Berardinelli argues that dismissal of the pendent state law claims should be conditioned on defendants' agreement to waive the statute of limitations defense in state court. Such a condition is not, in the Court's view, appropriate. But see N.Y. C.P.L.R. § 205(a) (McKinney 1990); and Diffley v. Allied Signal Inc., 921 F.2d 421, 424 (2d Cir.1990); Dunton v. County of Suffolk, 729 F.2d 903, 911, n. 8 (1984).
For the reasons set forth above, defendants' motion to dismiss is granted.
 In his affidavit in opposition to defendants' motion, Berardinelli claims that Spencer may have held a grudge against him because he did not wish to engage in "idle chitchat" during this exchange. He also contends that Spencer may have held a grudge against him because Berardinelli's daughter terminated a romantic relationship with Spencer's friend.
 In his affidavit in response to defendants' motion, Berardinelli states that he learned that the APB, which, under applicable police procedure, should have been directed to other police departments in New York State, was sent only to his employer.

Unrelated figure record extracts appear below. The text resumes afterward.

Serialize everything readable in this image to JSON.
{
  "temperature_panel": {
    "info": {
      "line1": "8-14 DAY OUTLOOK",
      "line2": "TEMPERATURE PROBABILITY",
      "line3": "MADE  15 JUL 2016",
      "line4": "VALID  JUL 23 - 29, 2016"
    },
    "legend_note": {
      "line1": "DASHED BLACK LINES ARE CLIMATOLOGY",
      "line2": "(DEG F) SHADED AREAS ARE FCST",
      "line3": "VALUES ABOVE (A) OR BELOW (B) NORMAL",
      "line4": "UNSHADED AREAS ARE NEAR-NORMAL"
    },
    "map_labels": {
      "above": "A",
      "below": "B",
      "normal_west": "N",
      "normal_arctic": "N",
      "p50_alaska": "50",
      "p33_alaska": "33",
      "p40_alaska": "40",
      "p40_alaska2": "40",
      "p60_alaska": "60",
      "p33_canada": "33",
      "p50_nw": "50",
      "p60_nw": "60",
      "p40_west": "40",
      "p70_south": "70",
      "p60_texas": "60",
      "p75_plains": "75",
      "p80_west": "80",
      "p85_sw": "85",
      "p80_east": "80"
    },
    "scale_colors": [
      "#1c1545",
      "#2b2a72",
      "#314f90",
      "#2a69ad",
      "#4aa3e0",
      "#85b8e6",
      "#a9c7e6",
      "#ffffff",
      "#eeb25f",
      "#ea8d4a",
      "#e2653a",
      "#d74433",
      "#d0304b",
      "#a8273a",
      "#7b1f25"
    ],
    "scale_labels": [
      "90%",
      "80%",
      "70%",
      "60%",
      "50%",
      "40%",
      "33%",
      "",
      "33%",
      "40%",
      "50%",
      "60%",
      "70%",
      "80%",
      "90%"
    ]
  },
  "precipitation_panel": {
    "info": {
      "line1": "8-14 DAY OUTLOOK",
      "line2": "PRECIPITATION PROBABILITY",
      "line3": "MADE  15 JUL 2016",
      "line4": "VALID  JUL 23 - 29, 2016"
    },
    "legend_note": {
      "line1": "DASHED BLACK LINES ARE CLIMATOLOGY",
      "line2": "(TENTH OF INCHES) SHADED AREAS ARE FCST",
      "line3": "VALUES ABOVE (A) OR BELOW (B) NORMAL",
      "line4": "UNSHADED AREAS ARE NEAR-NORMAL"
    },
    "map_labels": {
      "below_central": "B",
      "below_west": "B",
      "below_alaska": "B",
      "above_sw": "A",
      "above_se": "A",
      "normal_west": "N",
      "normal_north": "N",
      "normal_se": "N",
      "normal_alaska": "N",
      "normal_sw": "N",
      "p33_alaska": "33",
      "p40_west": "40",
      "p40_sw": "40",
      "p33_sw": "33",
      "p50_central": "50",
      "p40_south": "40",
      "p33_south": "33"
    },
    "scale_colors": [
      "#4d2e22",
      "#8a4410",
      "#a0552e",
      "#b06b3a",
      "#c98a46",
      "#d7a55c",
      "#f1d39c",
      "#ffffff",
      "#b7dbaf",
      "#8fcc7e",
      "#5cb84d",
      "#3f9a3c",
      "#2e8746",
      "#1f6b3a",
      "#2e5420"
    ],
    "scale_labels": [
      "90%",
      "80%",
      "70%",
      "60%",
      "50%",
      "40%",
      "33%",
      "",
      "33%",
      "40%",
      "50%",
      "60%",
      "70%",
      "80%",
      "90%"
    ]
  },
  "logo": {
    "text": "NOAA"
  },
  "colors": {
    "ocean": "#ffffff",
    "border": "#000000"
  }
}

 Our holding is limited to consideration of the employment relationship between the parties and does not reach plaintiff's claim of a lost liberty interest. In Paul v. Davis, 424 U.S. at 712, 96 S. Ct. at 1166, the Supreme Court held that "reputation alone, apart from some more tangible interests such as employment, is [not] `liberty' or `property' by itself sufficient to invoke the procedural protection of the Due Process Clause." Whether plaintiff's claim that a five day suspension amounts to the requisite loss of a tangible interest has not been addressed by the Supreme Court and has received inconsistent treatment in the lower courts. Compare e.g., Garraghty v. Jordan, 830 F.2d 1295, 1299 (4th Cir.1987) (finding that five day suspension "was not a de minimus deprivation for with the suspension [plaintiff] lost compensation and other emoluments of the office for the period of the suspension"); and Vernon Click v. Board of Police Commissioners, 609 F. Supp. 1199 (W.D.Mo.1985) (holding that "[p]laintiff was deprived of a property interest when he was suspended without pay for three days"); with Hershinow v. Bonamarte, 735 F.2d 264, 265 (7th Cir.1984) (holding that a suspension is not enough of a deprivation under the due process clause: "such cases have no application where the employee is not fired ... [plaintiff] cannot complain that he has been made unemployable; he remains employed, and in a job that has considerable tenure rights attached to it"); Carter v. Western Reserve Psychiatric Habilitation, 767 F.2d 270, n. 1 (6th Cir.1985) ("although we recognize that a two day suspension constitutes a property deprivation in theory ... not every such deprivation is significant enough to trigger the protections of the due process clause ... [in this case] we find the deprivation as de minimus and not deserving of due process consideration) (citations omitted).